First-principles generalized pseudopotential theory (GPT) provides a fundamental basis for \textit{transferable} multi-ion interatomic potentials in transition metals and alloys within density-functional quantum mechanics. In central bcc transition metals, where multi-ion angular forces are important to structural properties, simplified \textit{model} GPT or MGPT potentials have been developed based on canonical $d$ bands to allow analytic forms and large-scale atomistic simulations. Robust, advanced-generation MGPT potentials have now been obtained for Ta and Mo and successfully applied to a wide range of structural, thermodynamic, defect and mechanical properties at both ambient and extreme conditions of pressure and temperature, including multiphase equation of state, melting and rapid resolidification, thermoelasticity and the detailed atomistic simulation of point defects, dislocations and grain boundaries needed for the multiscale modeling of plasticity and strength.
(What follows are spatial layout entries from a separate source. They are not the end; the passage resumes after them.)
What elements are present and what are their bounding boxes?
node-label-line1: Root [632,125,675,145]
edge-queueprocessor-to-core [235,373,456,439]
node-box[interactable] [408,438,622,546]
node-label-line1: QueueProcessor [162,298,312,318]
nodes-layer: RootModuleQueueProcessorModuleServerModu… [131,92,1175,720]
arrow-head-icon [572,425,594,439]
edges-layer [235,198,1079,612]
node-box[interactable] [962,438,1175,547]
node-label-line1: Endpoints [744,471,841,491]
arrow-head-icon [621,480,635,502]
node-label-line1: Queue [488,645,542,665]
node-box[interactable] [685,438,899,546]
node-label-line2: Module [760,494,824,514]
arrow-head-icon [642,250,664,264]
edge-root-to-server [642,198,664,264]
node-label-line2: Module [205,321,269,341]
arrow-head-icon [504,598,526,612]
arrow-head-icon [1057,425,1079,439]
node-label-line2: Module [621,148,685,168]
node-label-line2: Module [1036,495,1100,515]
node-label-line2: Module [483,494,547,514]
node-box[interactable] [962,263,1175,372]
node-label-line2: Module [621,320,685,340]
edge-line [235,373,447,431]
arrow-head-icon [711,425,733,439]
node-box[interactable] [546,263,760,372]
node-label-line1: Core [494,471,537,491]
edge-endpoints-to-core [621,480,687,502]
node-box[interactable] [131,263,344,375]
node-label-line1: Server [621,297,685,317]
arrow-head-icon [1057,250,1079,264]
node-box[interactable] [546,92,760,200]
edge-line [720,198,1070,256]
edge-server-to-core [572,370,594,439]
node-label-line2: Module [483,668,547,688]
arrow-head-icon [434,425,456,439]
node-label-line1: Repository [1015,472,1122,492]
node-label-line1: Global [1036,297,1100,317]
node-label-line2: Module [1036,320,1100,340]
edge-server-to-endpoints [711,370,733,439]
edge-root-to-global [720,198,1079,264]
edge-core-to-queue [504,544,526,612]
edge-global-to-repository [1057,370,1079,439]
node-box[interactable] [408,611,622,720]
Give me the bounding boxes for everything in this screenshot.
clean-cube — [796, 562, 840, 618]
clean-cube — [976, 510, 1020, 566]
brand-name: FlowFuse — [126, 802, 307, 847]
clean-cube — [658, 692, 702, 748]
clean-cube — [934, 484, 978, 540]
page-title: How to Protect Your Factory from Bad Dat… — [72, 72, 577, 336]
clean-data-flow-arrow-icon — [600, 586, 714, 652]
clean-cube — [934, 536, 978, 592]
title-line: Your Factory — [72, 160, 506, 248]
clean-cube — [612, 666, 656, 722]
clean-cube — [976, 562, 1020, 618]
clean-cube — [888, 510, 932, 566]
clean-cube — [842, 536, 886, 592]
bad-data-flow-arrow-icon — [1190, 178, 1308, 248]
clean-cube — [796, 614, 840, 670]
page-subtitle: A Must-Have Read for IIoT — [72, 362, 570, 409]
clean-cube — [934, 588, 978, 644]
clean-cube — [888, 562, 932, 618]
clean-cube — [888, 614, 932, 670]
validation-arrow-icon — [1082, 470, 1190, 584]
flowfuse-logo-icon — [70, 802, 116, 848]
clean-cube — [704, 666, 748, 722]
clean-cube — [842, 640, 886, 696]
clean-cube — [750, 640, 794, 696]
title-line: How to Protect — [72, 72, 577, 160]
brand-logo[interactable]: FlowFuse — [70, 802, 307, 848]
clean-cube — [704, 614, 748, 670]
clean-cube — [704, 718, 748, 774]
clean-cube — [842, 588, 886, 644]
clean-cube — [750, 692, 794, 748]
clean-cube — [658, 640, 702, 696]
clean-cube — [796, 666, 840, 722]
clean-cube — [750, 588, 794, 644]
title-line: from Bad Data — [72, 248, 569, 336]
Recent algorithm improvements have also allowed the implementation of a more general matrix representation of MGPT beyond canonical bands for increased accuracy and extension to $f$-electron actinide metals plus an order of magnitude increase in computational speed. An important further advance still in progress is the development of temperature-dependent MGPT potentials that subsume electron-thermal as well as ion-thermal contributions to high-temperature properties.